William Bouguereau, Dante and Virgil, 1850
Happy Halloween! I've already written about Botticelli's depiction of Dante's Hell, but the story isn't why I wanted to discuss this painting. I just thought it was creepy, with its vampiric and demonic elements. William Bouguereau (1825-1905) is mostly known for his traditional paintings of classical themes––nude women, cherubs, mythic scenes, nymphs––that are quite well done and generally pleasant and agreeable. This painting demonstrates that he also had a talent for high drama. The scene is based on a minor episode from Inferno where Dante and Virgil witness a fight between two damned souls, and one gets bitten on the neck. Bouguereau interpreted the incident with this extremely sexual, homoerotic cast. Bouguereau's skill is evident, showing great realism in the contortion of the men's muscles, and he uses vivid color and excellent shading throughout the canvas. The image of the attacker as a vampire is difficult to ignore; even his ravenous eyes and burning red hair contribute to that impression. The overall creepiness is enhanced by the pile of bodies engaged in orgiastic suffering on the right and the demon leering above the whole scene.
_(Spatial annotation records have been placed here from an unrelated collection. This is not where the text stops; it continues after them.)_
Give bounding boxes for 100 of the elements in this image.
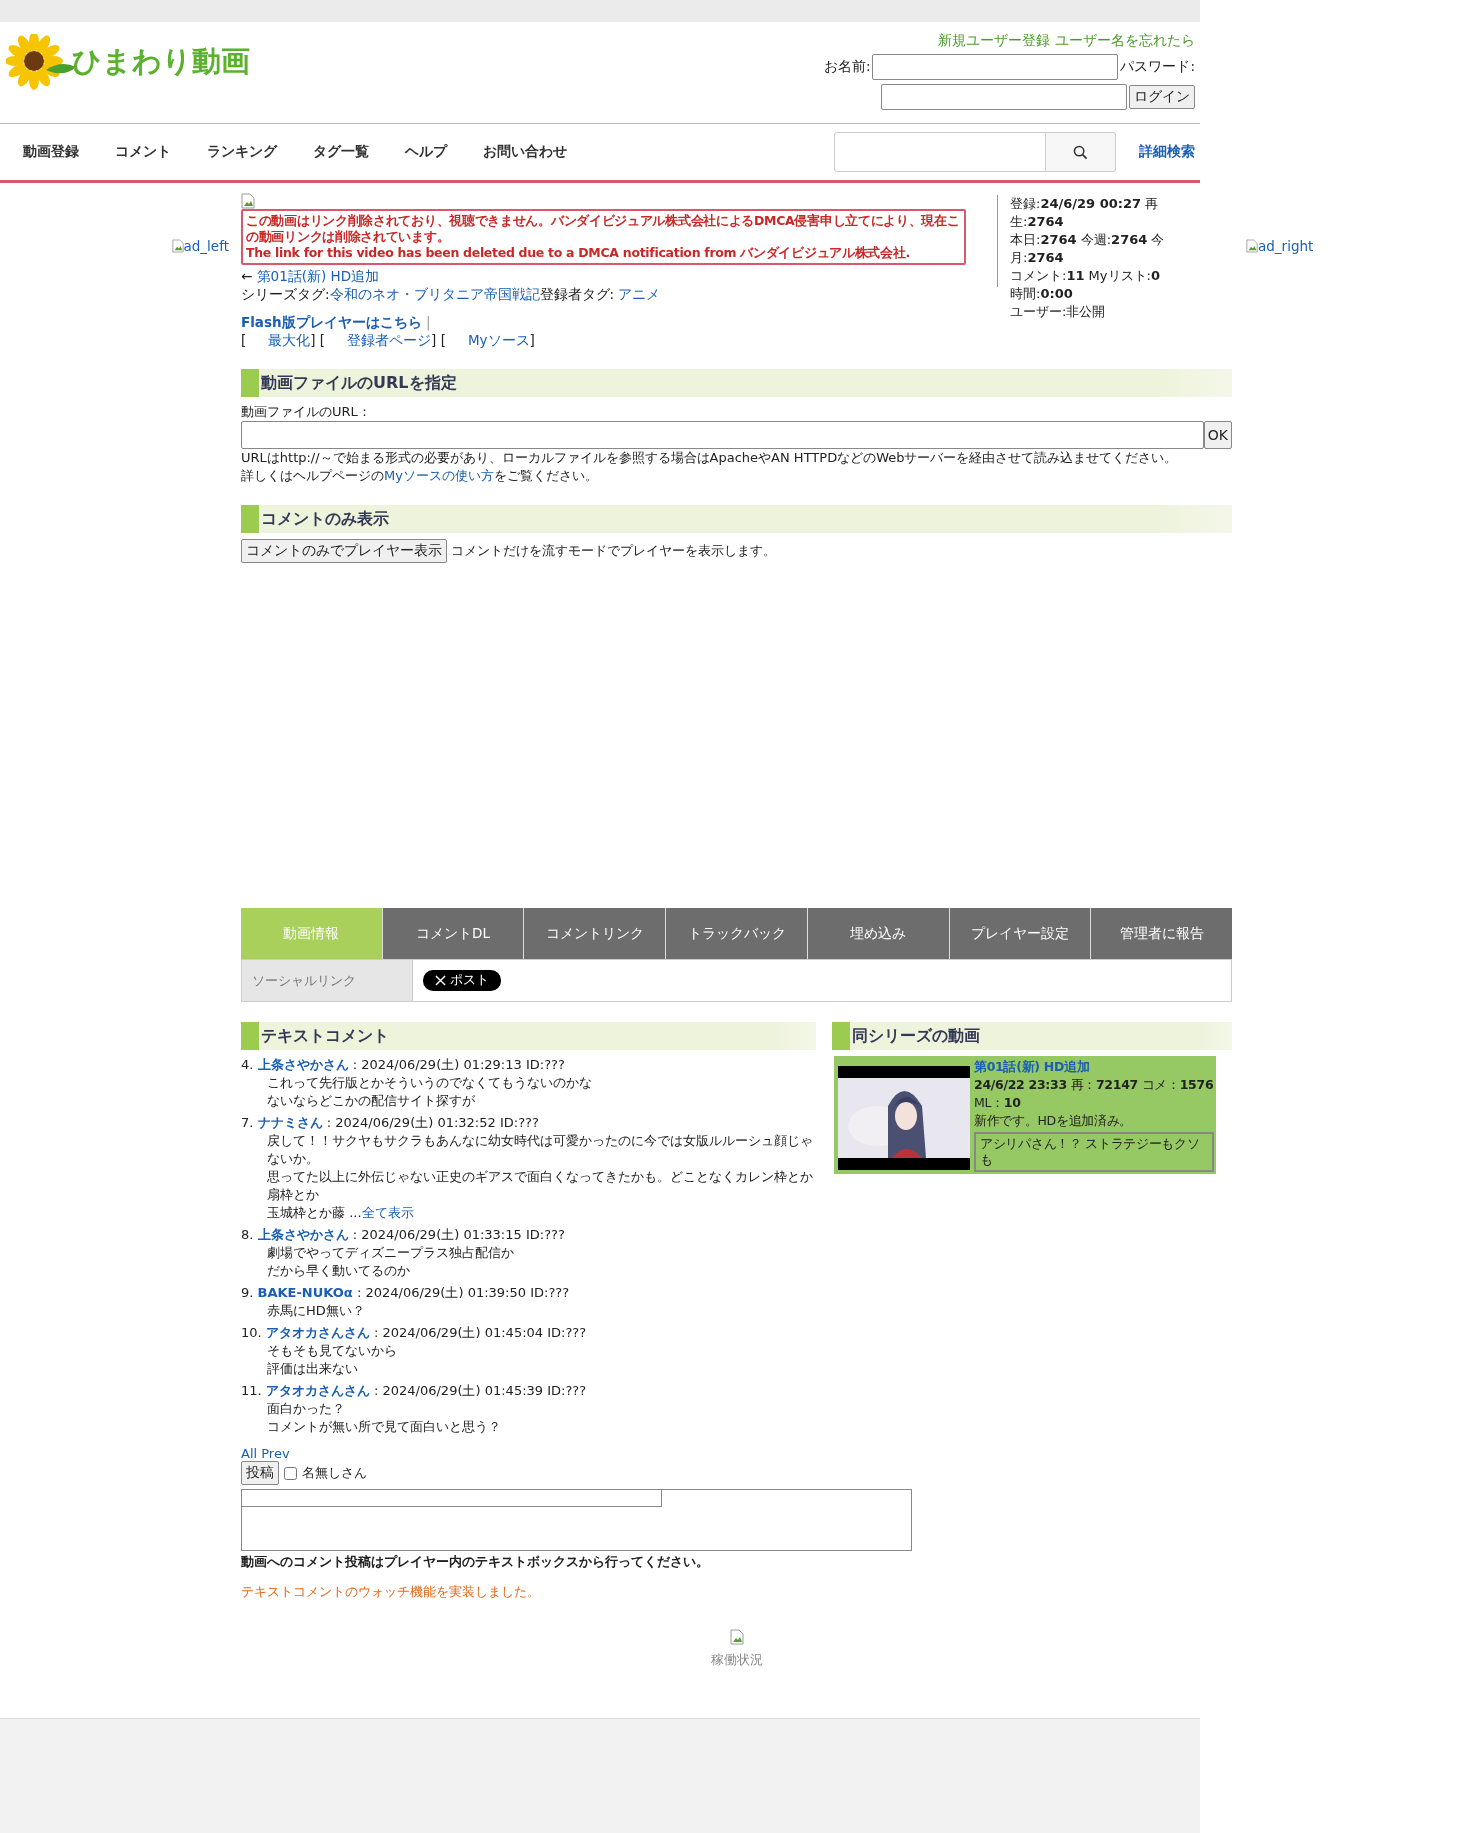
comment-number: 11. [241, 1383, 262, 1398]
comment-textarea[interactable] [241, 1489, 912, 1551]
social-label: ソーシャルリンク [242, 960, 413, 1001]
ad-placeholder[interactable]: ad_right [1246, 238, 1314, 254]
comment-meta: : 2024/06/29(土) 01:33:15 ID:??? [352, 1227, 565, 1242]
comment-meta: : 2024/06/29(土) 01:29:13 ID:??? [352, 1057, 565, 1072]
notice-text: この動画はリンク削除されており、視聴できません。バンダイビジュアル株式会社によるDMCA侵害申し立てにより、現在この動画リンクは削除されています。 [246, 213, 961, 245]
tab[interactable]: プレイヤー設定 [948, 908, 1091, 959]
tag-link[interactable]: アニメ [618, 286, 661, 302]
tab[interactable]: コメントリンク [523, 908, 666, 959]
watch-feature-link[interactable]: テキストコメントのウォッチ機能を実装しました。 [241, 1583, 540, 1601]
anonymous-checkbox[interactable] [284, 1466, 297, 1480]
comment-text: コメントが無い所で見て面白いと思う？ [266, 1418, 502, 1436]
comment-text: だから早く動いてるのか [266, 1262, 411, 1280]
broken-image-icon [241, 193, 255, 209]
comment-number: 10. [241, 1325, 262, 1340]
nav-item[interactable]: タグ一覧 [313, 143, 369, 161]
x-logo-icon [435, 975, 446, 986]
bracket-text: ] [ [431, 332, 446, 348]
comment-number: 8. [241, 1227, 254, 1242]
comment-number: 4. [241, 1057, 254, 1072]
stat-text: 本日:2764 今週:2764 今月:2764 [1010, 231, 1166, 267]
bracket-text: ] [529, 332, 535, 348]
comment-author[interactable]: 上条さやかさん [257, 1227, 349, 1242]
field-label: 動画ファイルのURL： [241, 403, 372, 421]
stat-text: 時間:0:00 [1010, 285, 1074, 303]
section-heading: 動画ファイルのURLを指定 [241, 369, 1232, 397]
comment-meta: : 2024/06/29(土) 01:39:50 ID:??? [356, 1285, 570, 1300]
show-all-link[interactable]: 全て表示 [361, 1205, 414, 1220]
comment-text: 面白かった？ [266, 1400, 346, 1418]
login-button[interactable]: ログイン [1129, 85, 1195, 109]
tab[interactable]: トラックバック [665, 908, 807, 959]
search-icon [1073, 144, 1088, 160]
tab[interactable]: 埋め込み [806, 908, 949, 959]
comment-author[interactable]: アタオカさんさん [265, 1325, 370, 1340]
player-link[interactable]: 最大化 [268, 332, 311, 348]
header-link[interactable]: ユーザー名を忘れたら [1055, 32, 1195, 50]
tag-label: シリーズタグ: [241, 286, 330, 302]
bracket-text: ] [ [310, 332, 326, 348]
ad-placeholder[interactable]: ad_left [171, 238, 229, 254]
broken-image-icon [729, 1629, 744, 1645]
comment-meta: : 2024/06/29(土) 01:32:52 ID:??? [326, 1115, 539, 1130]
comment-meta: : 2024/06/29(土) 01:45:39 ID:??? [373, 1383, 587, 1398]
tag-link[interactable]: 令和のネオ・ブリタニア帝国戦記 [329, 286, 540, 302]
comment-text: 劇場でやってディズニープラス独占配信か [266, 1244, 515, 1262]
nav-item[interactable]: ランキング [207, 143, 277, 161]
section-heading: コメントのみ表示 [241, 505, 1232, 533]
latest-comment: アシリパさん！？ ストラテジーもクソも [974, 1132, 1214, 1172]
comment-text: ないならどこかの配信サイト探すが [266, 1092, 476, 1110]
flash-player-link[interactable]: Flash版プレイヤーはこちら [241, 314, 422, 330]
ok-button[interactable]: OK [1203, 421, 1232, 449]
comment-text: これって先行版とかそういうのでなくてもうないのかな [266, 1074, 593, 1092]
nav-item[interactable]: お問い合わせ [483, 143, 567, 161]
player-link[interactable]: 登録者ページ [347, 332, 432, 348]
help-text: 詳しくはヘルプページのMyソースの使い方をご覧ください。 [241, 467, 599, 485]
post-button[interactable]: ポスト [423, 970, 501, 991]
section-heading: テキストコメント [241, 1022, 816, 1050]
tag-label: 登録者タグ: [539, 286, 615, 302]
comment-title-field[interactable] [241, 1489, 662, 1507]
comment-only-button[interactable]: コメントのみでプレイヤー表示 [241, 539, 447, 563]
checkbox-label: 名無しさん [302, 1464, 367, 1482]
url-note: URLはhttp://～で始まる形式の必要があり、ローカルファイルを参照する場合はApacheやAN HTTPDなどのWebサーバーを経由させて読み込ませてください。 [241, 449, 1179, 467]
bracket-text: [ [241, 332, 247, 348]
tab[interactable]: 管理者に報告 [1090, 908, 1233, 959]
help-link[interactable]: Myソースの使い方 [384, 468, 494, 483]
post-comment-button[interactable]: 投稿 [241, 1461, 279, 1485]
nav-item[interactable]: コメント [115, 143, 171, 161]
comment-meta: : 2024/06/29(土) 01:45:04 ID:??? [373, 1325, 587, 1340]
nav-item[interactable]: 動画登録 [23, 143, 79, 161]
comment-text: 戻して！！サクヤもサクラもあんなに幼女時代は可愛かったのに今では女版ルルーシュ顔じゃないか。 [266, 1132, 814, 1168]
tab[interactable]: コメントDL [381, 908, 524, 959]
name-field[interactable] [872, 54, 1119, 80]
comment-number: 7. [241, 1115, 254, 1130]
header-link[interactable]: 新規ユーザー登録 [938, 32, 1050, 50]
comment-author[interactable]: アタオカさんさん [265, 1383, 370, 1398]
stat-text: コメント:11 Myリスト:0 [1010, 267, 1161, 285]
separator-text: | [425, 314, 431, 330]
arrow-text: ← [241, 268, 253, 284]
previous-video-link[interactable]: 第01話(新) HD追加 [256, 268, 380, 284]
comment-author[interactable]: 上条さやかさん [257, 1057, 349, 1072]
comment-author[interactable]: BAKE-NUKOα [257, 1285, 353, 1300]
section-heading: 同シリーズの動画 [832, 1022, 1232, 1050]
comment-author[interactable]: ナナミさん [257, 1115, 323, 1130]
nav-item[interactable]: ヘルプ [405, 143, 447, 161]
broken-image-icon [171, 239, 184, 253]
status-link[interactable]: 稼働状況 [710, 1651, 763, 1669]
stat-text: 登録:24/6/29 00:27 再生:2764 [1010, 195, 1160, 231]
all-prev-link[interactable]: All Prev [241, 1446, 290, 1461]
search-button[interactable] [1046, 132, 1116, 172]
password-field[interactable] [881, 84, 1127, 110]
url-field[interactable] [241, 421, 1204, 449]
player-link[interactable]: Myソース [467, 332, 530, 348]
search-field[interactable] [834, 132, 1046, 172]
advanced-search-link[interactable]: 詳細検索 [1139, 143, 1195, 161]
comment-text: そもそも見てないから [266, 1342, 398, 1360]
video-description: 新作です。HDを追加済み。 [974, 1112, 1134, 1130]
comment-text: 評価は出来ない [266, 1360, 359, 1378]
stat-text: ユーザー:非公開 [1010, 303, 1107, 321]
comment-text: 赤馬にHD無い？ [266, 1302, 366, 1320]
name-label: お名前: [823, 58, 871, 76]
I saw this painting in a fascinating exhibition at Musée d'Orsay entitle Angel of the Bizarre: Dark Romanticism from Goya to Max Ernst. The exhibition explored the romantic fascination with the dark and gothic over the course of about a century in a half. Among the other pieces included there were Henri Fuseli's The Nightmare (1781) and Sin Pursued by Death (1797), Edvard Munch's Vampire (1895), Francisco Goya's Witches' Flight (1798), Louis Boulanger's Les Fantômes (1829), Franz Stuck's La Péché (1893), Serafino Macchiati's The Visionary (1904), Gustave Moreau's Victim (which was quite unsettling in situ), and Carlos Schwabe's Death of the Gravedigger (1895). It was a fantastic exhibition and had so many perfect Halloween paintings that I couldn't resist sharing them.